A coherent life

When I was on the faculty at Princeton Theological Seminary, I used to teach a course called “Speech Communication in Ministry.” It was a class that helped first-year seminary students with public presentations. Students would work on vocal, eye and hand gestures while presenting various literary forms. I’d draw on the oral interpretation of literature in which the aim is congruency or matching what one says with how you say it. For instance, how could someone say, “I despise you” with a smile? In that case, the words and the embodiment of those words would not match and would break up the communicative event and perhaps cause confusion. 

The same issue can arise more broadly in our lives: When our words and actions don’t match, there can be confusion and an obvious incongruency and incoherency. Does our public life match our private one? What’s the point if we succeed in public and fail in private or our lives deny what we say with our lips? As Adam Clarke says, “How many are as meek as lambs among others, when at home they are wasps or tigers?”

We can see what happens when people say one thing and their actions say another. All of the ethical scandals at corporations, colleges and even religious institutions have made people suspicious of leadership and those in authority because the mighty have fallen over and over again, regardless of the pious promises made. As Maya Angelou, who spoke in Duke Chapel for over 20 years to first-year Duke students at Orientation, once said, “When people show you who they are, believe them.”

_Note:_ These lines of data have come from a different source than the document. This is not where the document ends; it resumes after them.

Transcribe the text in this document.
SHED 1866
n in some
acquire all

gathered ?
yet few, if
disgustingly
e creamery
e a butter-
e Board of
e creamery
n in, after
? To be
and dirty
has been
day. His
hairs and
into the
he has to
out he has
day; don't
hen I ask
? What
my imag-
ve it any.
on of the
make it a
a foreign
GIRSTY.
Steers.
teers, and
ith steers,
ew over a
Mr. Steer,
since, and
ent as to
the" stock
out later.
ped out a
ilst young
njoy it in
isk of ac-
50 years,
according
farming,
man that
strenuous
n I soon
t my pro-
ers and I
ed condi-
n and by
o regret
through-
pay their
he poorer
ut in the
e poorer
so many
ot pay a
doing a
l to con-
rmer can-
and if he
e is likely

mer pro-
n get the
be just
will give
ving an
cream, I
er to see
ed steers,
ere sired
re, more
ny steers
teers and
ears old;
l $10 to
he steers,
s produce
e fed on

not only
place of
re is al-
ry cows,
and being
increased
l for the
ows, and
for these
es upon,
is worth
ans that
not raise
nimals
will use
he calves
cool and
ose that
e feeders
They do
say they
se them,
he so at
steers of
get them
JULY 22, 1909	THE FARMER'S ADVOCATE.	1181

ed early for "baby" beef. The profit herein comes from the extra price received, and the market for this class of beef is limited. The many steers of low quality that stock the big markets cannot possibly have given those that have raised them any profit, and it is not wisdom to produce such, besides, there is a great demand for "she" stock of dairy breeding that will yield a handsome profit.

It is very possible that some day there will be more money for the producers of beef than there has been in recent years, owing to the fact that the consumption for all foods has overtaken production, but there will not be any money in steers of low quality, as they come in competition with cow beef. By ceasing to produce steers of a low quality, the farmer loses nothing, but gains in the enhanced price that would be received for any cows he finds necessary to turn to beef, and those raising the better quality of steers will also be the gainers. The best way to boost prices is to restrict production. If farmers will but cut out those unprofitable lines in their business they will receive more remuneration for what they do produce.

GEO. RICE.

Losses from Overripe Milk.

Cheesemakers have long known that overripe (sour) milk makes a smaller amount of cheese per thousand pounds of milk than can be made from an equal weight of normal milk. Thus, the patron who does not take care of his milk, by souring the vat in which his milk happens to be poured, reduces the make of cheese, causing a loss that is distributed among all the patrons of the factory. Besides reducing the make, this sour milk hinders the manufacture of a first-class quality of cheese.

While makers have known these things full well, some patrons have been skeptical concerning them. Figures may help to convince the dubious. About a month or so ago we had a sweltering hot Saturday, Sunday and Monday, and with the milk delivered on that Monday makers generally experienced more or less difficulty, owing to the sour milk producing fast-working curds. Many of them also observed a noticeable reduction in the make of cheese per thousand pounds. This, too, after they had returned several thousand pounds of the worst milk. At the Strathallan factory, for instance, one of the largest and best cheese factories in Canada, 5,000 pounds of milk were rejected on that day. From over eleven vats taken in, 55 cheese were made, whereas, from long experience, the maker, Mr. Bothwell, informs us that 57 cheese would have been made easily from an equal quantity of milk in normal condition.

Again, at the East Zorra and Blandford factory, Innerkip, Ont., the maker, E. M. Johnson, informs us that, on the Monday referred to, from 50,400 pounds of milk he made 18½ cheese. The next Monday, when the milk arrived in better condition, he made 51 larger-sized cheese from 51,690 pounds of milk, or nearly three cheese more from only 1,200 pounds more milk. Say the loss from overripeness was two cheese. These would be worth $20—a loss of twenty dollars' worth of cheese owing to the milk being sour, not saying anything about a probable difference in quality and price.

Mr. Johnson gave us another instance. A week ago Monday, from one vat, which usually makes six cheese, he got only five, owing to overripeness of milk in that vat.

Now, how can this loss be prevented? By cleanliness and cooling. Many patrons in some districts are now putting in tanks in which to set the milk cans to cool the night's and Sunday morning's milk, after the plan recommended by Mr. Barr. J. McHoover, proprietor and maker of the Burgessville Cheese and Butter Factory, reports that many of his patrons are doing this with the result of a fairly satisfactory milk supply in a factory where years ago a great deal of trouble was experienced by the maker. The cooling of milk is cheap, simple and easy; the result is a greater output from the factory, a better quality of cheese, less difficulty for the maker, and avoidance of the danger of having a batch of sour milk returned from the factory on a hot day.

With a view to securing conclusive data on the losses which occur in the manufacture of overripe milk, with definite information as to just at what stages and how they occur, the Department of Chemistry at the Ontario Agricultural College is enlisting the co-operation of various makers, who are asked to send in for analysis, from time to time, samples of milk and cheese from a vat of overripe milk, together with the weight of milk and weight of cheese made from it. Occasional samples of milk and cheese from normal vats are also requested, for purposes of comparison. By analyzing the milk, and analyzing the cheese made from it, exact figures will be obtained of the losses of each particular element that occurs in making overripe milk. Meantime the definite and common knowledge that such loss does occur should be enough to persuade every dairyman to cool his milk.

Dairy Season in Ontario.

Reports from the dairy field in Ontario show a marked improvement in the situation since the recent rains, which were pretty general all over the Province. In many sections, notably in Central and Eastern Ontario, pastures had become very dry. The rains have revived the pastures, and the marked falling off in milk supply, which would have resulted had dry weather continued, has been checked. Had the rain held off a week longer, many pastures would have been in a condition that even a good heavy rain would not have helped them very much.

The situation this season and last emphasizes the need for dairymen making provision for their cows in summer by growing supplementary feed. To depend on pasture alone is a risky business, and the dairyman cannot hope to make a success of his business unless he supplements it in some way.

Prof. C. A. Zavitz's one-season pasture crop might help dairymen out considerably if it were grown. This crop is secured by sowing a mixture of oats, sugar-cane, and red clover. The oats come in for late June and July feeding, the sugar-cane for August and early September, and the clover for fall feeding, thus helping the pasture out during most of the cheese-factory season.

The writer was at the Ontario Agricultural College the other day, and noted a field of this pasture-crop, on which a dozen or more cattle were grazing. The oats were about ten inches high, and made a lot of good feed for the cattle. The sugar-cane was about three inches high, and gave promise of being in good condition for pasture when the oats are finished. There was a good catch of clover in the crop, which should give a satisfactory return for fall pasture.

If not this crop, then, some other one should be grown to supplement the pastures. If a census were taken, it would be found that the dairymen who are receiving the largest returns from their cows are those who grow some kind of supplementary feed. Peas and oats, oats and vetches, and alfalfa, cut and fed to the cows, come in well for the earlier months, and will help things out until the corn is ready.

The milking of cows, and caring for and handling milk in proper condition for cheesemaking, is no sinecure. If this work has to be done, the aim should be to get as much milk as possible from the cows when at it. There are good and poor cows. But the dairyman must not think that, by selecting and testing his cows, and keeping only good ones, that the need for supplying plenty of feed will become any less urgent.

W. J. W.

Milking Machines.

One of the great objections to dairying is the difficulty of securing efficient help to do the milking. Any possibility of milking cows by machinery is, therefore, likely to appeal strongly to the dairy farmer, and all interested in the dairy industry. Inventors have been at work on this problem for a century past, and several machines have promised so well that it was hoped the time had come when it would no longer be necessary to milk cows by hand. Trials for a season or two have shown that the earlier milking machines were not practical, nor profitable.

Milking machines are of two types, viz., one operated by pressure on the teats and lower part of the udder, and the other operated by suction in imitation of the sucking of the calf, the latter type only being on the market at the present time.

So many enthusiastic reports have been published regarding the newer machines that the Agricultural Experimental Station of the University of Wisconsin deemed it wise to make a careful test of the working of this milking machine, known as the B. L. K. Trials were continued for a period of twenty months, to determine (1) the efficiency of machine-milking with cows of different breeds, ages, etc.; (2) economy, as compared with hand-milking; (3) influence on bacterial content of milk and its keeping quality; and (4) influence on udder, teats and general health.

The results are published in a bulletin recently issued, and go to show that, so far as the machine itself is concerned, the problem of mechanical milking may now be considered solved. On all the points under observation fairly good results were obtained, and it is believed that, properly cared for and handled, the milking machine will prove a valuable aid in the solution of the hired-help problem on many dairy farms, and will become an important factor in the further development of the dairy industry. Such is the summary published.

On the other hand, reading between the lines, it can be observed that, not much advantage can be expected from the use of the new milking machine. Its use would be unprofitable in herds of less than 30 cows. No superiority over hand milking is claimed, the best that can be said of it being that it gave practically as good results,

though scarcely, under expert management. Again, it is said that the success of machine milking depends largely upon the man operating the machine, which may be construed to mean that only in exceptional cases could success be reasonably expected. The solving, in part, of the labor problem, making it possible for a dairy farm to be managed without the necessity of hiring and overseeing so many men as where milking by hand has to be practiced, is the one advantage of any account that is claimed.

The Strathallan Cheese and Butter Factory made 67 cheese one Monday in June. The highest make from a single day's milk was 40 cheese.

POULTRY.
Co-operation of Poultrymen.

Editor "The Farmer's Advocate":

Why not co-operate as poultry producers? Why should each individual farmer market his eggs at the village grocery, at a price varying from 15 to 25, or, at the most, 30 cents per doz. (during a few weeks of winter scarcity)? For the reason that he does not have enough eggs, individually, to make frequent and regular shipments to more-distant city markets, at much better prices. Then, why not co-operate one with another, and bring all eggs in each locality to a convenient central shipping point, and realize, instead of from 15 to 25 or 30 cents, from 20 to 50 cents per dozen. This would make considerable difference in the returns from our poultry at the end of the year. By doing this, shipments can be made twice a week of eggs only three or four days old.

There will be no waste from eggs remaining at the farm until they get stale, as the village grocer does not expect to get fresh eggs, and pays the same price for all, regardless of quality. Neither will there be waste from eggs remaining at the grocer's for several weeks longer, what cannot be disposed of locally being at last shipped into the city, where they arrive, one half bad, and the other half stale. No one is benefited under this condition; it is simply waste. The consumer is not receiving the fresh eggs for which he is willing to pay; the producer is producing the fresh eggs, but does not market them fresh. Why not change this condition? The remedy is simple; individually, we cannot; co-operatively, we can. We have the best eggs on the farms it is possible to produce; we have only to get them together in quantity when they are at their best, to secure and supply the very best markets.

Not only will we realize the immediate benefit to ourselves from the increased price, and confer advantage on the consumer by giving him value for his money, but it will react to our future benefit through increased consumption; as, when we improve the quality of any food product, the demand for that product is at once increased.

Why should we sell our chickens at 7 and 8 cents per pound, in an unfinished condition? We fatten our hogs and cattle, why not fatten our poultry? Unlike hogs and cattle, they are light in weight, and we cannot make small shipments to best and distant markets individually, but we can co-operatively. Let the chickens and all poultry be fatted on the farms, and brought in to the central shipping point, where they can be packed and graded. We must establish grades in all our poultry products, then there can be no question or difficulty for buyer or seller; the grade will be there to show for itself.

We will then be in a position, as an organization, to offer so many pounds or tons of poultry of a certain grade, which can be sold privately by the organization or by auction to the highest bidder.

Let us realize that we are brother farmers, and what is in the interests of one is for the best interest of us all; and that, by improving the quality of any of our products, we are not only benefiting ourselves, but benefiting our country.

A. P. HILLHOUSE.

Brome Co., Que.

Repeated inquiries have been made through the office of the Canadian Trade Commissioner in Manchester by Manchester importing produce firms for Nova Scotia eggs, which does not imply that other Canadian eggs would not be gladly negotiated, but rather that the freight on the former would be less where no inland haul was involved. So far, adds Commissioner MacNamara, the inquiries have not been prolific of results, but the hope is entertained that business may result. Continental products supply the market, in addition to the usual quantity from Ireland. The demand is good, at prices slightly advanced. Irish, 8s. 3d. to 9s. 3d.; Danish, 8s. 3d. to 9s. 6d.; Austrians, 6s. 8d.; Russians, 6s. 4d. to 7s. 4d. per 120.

In contrast to this lack of coherence among all the aspects of our lives is what an ancient psalm text calls “integrity of heart.” It means one lives a consistent, coherent, whole life as one person, the same person, wherever we are—in the board room, the court room, the locker room, the living room, even at Rooms To Go. It’s a life that is one, non-bifurcated.

As Saint Augustine teaches in "De Doctrina Christiana," your life can be an eloquent speech, one of delight, beauty, and even poetry. It’s a life in which lip service aligns with life service. A congruent, consistent individual is a person for whom what she says matches what she does because of who she is.

This may all seem so idealistic and passé, but we surely need integrity, coherence, right now in this nation—in our government, corporations, schools, health systems, religious institutions and more. We need, using the words of retired Duke colleague and friend, Professor Rick Lischer, “truer characters.” 

In fact, character and integrity have actually made a resurgence back into university life and lexicons. There are character labs, character coaches and centers for leadership and character. Schools are discovering that students may be gaining skills and knowledge in various fields and becoming better chemists or public policy makers or lawyers, but they may not be becoming better human beings. Universities are once again realizing that it is no longer about the intellect alone or how much I know in my head, education is about my whole life and who I am in the world and at home as a human being, both in public and private. University education should be about the whole person, seeking coherence. Even Duke has made this turn to wholeness with its “Purpose Project” initiative.

So, as we approach the end of another calendar year and look toward a new year, I invite you to join in this whole-person pursuit of a coherent life. For me, I have been challenged in this direction by a quote looping in the playlist of my mind from the Rev. Dr. Martin Luther King, Jr.: “It is possible to affirm the existence of God with your lips and deny his existence with your life.” 

As we turn our gaze toward a new year, ponder these holy and haunting words of words of Dr. King and check that your life is showing what your lips are saying.